Si la Nasa estime que trois Progress et un Cygnus (en secours) seront suffisants pour désorbiter le complexe orbital, elle prévoit tout de même le développement d’un remorqueur spatial afin de disposer d’une solution de secours en cas de défaillance technique des Progress, voire si jamais la Russie déciderait de ne plus coopérer. Ce véhicule américain pourrait coûter jusqu’à un milliard de dollars. Le prix d’une désorbitation sécurisée.

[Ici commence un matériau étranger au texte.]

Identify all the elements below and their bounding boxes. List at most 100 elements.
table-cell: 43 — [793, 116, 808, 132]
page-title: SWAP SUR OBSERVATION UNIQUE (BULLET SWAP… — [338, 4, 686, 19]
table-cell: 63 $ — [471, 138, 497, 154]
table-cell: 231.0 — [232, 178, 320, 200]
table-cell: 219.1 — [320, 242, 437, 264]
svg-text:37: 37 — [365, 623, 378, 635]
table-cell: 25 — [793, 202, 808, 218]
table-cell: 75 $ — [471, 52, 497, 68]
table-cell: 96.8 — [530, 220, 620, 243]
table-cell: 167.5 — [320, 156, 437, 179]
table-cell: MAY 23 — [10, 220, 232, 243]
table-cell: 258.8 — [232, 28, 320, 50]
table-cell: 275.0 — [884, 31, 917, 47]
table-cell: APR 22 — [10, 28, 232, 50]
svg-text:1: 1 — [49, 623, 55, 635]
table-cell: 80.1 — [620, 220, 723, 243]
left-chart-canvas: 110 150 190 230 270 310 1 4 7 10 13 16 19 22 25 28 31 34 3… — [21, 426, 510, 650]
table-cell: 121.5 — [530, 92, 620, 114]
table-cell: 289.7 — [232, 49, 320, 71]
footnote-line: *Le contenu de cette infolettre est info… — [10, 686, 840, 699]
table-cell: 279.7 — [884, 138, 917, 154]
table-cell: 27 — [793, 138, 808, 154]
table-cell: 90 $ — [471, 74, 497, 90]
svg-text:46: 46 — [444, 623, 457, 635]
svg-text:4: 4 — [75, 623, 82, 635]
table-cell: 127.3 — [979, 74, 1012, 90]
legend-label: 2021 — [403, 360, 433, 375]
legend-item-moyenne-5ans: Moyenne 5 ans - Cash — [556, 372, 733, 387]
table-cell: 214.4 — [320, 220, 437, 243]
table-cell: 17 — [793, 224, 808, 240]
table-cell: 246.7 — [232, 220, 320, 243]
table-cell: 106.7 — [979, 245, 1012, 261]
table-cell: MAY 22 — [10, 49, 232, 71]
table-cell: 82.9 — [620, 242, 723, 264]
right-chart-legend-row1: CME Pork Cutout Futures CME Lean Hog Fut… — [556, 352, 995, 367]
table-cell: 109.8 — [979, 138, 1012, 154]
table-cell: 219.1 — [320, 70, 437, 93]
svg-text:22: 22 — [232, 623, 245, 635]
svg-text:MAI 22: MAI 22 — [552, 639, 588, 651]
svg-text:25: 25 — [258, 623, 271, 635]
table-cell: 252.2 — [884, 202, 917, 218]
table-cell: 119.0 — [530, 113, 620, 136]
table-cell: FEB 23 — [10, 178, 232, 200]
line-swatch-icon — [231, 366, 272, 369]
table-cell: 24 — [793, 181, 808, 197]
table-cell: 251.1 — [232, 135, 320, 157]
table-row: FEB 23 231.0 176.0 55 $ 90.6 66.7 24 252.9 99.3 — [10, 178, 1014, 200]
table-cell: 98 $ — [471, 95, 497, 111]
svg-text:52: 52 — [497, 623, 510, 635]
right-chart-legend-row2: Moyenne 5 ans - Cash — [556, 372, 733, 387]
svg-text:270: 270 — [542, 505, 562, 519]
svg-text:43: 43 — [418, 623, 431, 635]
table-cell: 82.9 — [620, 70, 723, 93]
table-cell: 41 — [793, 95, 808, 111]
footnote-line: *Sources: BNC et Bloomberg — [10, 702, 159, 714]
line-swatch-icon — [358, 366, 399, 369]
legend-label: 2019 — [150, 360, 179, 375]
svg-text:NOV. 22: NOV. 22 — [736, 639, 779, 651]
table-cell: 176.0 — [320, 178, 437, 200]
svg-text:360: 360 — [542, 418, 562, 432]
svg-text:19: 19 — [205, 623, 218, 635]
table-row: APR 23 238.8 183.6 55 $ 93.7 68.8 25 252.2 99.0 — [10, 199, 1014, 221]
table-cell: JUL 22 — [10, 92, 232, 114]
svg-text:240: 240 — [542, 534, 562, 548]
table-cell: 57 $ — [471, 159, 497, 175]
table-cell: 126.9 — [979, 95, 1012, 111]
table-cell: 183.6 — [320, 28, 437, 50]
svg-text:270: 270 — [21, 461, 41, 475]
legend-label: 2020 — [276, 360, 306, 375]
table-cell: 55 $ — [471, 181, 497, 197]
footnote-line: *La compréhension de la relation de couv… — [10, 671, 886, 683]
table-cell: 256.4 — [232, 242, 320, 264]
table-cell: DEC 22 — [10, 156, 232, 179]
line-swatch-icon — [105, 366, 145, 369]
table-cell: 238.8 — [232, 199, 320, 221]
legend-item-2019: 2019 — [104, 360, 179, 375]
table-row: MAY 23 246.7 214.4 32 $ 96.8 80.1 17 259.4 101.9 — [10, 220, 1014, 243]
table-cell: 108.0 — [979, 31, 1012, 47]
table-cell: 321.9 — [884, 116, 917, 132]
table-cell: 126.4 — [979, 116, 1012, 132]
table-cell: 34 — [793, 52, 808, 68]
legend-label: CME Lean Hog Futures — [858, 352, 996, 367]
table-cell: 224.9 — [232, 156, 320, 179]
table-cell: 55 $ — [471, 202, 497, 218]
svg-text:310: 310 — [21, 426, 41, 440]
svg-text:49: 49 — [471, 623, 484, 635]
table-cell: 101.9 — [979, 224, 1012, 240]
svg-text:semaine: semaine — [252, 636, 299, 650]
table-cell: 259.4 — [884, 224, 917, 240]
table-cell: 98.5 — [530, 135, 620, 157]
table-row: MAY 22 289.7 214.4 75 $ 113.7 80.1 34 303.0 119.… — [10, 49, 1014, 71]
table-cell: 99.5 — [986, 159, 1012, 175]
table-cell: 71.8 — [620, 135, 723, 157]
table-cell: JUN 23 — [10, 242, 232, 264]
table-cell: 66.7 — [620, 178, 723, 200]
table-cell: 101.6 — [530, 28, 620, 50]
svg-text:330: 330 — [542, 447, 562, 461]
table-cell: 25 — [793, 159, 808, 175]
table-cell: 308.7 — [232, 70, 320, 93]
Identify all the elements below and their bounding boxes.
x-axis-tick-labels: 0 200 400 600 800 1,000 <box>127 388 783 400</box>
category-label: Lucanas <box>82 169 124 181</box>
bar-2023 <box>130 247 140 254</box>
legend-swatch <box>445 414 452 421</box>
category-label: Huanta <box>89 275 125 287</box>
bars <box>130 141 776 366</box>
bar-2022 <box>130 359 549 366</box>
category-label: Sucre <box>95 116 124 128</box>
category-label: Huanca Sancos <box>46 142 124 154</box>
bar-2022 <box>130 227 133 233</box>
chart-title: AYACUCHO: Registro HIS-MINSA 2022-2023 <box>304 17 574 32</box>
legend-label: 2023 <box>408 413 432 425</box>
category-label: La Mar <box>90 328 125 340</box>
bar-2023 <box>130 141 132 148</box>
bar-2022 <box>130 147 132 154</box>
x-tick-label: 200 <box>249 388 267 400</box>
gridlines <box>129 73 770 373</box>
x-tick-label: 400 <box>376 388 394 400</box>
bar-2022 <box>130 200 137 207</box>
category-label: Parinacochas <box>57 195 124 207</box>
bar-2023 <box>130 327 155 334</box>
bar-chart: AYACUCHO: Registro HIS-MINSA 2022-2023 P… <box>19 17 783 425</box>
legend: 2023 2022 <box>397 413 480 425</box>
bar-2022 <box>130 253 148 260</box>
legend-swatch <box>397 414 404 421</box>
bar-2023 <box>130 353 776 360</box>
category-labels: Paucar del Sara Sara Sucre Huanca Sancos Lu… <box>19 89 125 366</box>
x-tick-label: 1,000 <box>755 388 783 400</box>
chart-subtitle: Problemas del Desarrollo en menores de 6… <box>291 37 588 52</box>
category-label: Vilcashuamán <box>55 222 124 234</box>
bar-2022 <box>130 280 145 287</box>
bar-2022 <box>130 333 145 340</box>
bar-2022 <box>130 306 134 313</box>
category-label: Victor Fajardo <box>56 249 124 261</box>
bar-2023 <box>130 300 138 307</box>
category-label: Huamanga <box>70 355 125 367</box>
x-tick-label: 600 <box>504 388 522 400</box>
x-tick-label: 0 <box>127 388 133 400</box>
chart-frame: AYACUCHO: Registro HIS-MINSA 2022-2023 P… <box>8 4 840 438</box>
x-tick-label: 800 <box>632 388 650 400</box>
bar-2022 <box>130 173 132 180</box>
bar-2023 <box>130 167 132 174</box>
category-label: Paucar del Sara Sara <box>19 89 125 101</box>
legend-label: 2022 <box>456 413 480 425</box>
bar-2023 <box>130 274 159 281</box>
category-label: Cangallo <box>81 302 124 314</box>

En janvier 2031, il en sera fini de l’ère de la Station spatiale internationale (ISS). Elle sera désorbitée. Le scénario est connu. Nous vous l’avions présenté dans l’article ci-dessous, daté du 7 février 2022. Pour résumer, la Nasa prévoit d’utiliser trois Progress pour réaliser cette manœuvre de désorbitation suivie d’un plongeon au-dessus du point Nemo, l’endroit le plus isolé de la Terre, situé dans l’océan Pacifique sud.
Sauf que les relations avec la Russie étant ce qu’elles sont, les États-Unis ne veulent évidemment pas dépendre du bon vouloir des Russes. Bien qu’aujourd’hui la Nasa et Roscosmos travaillent en bonne intelligence pour utiliser et exploiter le complexe orbital, et bien que les Russes aient garanti la fourniture de ces trois Progress, la Nasa souhaite disposer d’une solution de secours en raison de plusieurs incertitudes. Et comme le souligne Kathy Lueders, chef des vols spatiaux habités de la Nasa, « nous sommes toujours à la recherche de solution de secours dans tout ce que nous faisons ».
Incertitudes sur la fiabilité des Progress et les relations futures avec la Russie
Concrètement, la Nasa souhaite disposer de son propre remorqueur spatial dans le cas où des problèmes techniques ou de fiabilité majeurs viendraient affecter les cargos Progress comme cela s’est récemment produit. Souvenez-vous, en février Roscosmos a été contrainte d’envoyer en urgence un véhicule Soyouz à vide pour remplacer le Soyouz MS-22, amarré à l’ISS mais victime d’une avarie le rendant inutilisable pour transporter un équipage en sécurité.
Quant aux cargos Progress, plusieurs d’entre eux ont connu des fuites et autres problèmes techniques. Toutefois, comme ils ne transportent que du fret et ne sont pas récupérés comme les capsules Dragon de SpaceX, on en parle beaucoup moins. Certes, dans le scénario de la Nasa, un cargo Cygnus est prévu en secours mais seulement pour se prémunir d’une panne ou d’un problème technique d’un des trois cargos russes.
Enfin, tout comme l’invasion en cours de l’Ukraine par la Russie a rompu de nombreux partenariats spatiaux avec la Russie, la Nasa doit tenir compte que les relations russo-américaines pourraient se dégrader fortement selon la tournure des événements en Ukraine ou ailleurs. En outre, la Russie a exprimé le souhait de quitter le programme ISS plus tôt, après 2024, sans donner plus de précision sur sa date effective de départ, pour se concentrer sur la construction de sa propre station spatiale.
L’ensemble de ces données a probablement été un facteur de décision fort dans les plans de la Nasa pour souhaiter développer un remorqueur spatial qui pourrait servir pour désorbiter la Station spatiale lorsqu’elle arrivera à la fin de sa vie opérationnelle. Lors de la présentation du budget 2024 de la Nasa, qui doit être approuvé par le Congrès pour être adopté, on a appris que la Maison Blanche proposerait un financement de 180 millions de dollars pour amorcer un programme de remorqueur spatial et lancer un appel d’offres auprès des industriels américains.
Le coût total du programme est estimé à moins d’un milliard de dollars. Une dépense que la Nasa se serait bien passée et qu’elle aurait sans aucun doute préféré affecter à d’autres programmes.